Algo similar ocurre con los
terremotos: al romperse la roca se generan ondas que se propagan a través de la
Tierra, tanto en su interior como por su superficie. Básicamente hay tres tipos
de ondas. El primero de ellos, llamado ondas P, consiste en la transmisión de
compresiones y rarefacciones de la roca, de forma similar a la propagación del
sonido (figura A). El segundo tipo, u ondas S, consiste en la propagación de
ondas de cizalla, donde las partículas se mueven en dirección perpendicular a
la dirección de propagación de la perturbación (figura B). Estos dos tipos de
ondas se pueden propagar por el interior de la Tierra.
Existe un tercer tipo de ondas,
llamadas superficiales debido a que solo se propagan por las capas más
superficiales de la Tierra, decreciendo su amplitud con la profundidad. Dentro
de este tipo de ondas se pueden diferenciar dos modalidades, denominadas ondas
Rayleigh y ondas Love en honor a los científicos que demostraron teóricamente
su existencia.
Las
ondas Rayleigh se forman en la superficie de la Tierra y hacen que las
partículas se desplacen según una trayectoria elíptica retrógrada (figura D).
En cambio las ondas Love se originan en la interfase de dos medios con propiedades
mecánicas diferentes; en este caso el movimiento de las partículas es
perpendicular a la dirección de propagación de la perturbación, similar a las
ondas S, pero solo ocurre en el plano de la superficie terrestre (figura
C).
ONDAS DE VOLUMEN
ONDA P
(Figura A)
ONDA S
(Figura B)
ONDAS DE SUPERFICIE
ONDA LOVE
(Figura C)
ONDA RAYLEIGH
(Figura D)
Dentro de esta variedad de ondas, las P son las que se propagan con mayor velocidad (de ahí su nombre, primarias), presentando además la característica de poder propagarse por cualquier tipo de material, sea sólido o líquido.
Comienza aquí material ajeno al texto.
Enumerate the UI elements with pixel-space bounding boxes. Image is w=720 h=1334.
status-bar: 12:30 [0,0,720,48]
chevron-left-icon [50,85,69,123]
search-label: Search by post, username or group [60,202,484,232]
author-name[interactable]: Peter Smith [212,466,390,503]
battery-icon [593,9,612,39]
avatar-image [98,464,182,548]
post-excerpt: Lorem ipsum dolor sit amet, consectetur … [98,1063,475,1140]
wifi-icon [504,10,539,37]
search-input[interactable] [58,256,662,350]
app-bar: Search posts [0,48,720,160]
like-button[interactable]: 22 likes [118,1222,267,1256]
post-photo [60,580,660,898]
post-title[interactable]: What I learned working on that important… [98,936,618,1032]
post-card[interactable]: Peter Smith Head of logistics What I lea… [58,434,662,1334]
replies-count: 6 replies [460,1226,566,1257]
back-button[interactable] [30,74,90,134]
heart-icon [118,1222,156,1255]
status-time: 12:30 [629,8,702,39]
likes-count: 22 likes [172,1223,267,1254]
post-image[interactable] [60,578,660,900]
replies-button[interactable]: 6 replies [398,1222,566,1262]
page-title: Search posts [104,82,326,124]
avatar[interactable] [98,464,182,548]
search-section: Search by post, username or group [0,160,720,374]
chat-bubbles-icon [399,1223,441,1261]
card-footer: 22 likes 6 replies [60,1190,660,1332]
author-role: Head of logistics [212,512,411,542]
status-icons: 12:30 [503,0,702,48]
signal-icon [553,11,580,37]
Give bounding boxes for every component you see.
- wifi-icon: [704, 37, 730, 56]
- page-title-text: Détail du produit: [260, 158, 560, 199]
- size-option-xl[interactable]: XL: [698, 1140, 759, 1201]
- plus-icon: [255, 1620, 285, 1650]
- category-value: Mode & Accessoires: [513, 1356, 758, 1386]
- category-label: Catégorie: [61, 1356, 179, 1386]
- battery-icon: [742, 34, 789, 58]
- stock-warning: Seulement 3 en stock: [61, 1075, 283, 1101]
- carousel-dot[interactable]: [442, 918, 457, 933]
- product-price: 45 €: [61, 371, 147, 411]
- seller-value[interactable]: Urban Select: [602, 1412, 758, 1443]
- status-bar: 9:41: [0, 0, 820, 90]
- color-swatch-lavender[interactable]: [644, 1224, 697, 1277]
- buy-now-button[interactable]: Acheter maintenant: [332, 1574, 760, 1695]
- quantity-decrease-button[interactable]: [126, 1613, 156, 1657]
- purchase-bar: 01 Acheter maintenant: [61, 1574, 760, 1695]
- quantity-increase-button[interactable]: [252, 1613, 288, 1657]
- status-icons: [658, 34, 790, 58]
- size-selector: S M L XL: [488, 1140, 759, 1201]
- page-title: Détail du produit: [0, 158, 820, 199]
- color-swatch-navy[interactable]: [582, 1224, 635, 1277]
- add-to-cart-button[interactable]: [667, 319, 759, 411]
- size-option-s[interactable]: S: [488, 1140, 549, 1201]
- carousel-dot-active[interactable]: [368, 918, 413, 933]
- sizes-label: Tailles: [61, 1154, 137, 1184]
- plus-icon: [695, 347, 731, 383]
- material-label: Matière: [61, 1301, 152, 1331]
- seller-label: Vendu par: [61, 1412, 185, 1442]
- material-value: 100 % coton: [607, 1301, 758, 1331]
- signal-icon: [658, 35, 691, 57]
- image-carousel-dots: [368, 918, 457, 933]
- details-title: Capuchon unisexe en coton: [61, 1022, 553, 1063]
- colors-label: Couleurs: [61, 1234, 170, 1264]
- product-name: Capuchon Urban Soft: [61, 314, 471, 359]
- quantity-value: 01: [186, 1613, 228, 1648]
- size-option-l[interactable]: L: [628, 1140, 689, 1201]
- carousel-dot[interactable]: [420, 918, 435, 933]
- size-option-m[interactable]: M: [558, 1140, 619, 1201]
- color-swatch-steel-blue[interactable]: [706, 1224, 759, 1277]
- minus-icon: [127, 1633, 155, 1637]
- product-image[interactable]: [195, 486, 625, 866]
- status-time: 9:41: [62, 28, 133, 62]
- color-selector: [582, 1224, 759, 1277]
Las ondas S viajan a una velocidad algo menor (secundarias) y no se propagan por masas líquidas. Por último, las ondas superficiales viajan con una velocidad menor aún.
Debido a la diferencia en la velocidad de cada tipo de onda, cuando sentimos un terremoto las primeras sacudidas son debidas a las ondas P, siendo las siguientes las ondas S y por último las ondas superficiales. La diferente velocidad de cada tipo de onda es, además, la propiedad que se utiliza para determinar la localización del foco del terremoto.
Un caso especial de ondas son las que se originan cuando el foco sitúa bajo el mar. Este caso es muy similar al ejemplo de la piedra que cae en un estanque: se generan grandes olas, que se propagan desde el foco hacia la costa, donde causan graves daños. Son los maremotos. Quizás el ejemplo más tristemente conocido sea el terremoto que se produjo en 1755, en el océano Atlántico: las olas alcanzaron la costa de Portugal, causando gran número de víctimas. Afortunadamente este tipo de olas son poco frecuentes, requieren que el mar sea suficientemente profundo y el terremoto que los origina sea de gran tamaño.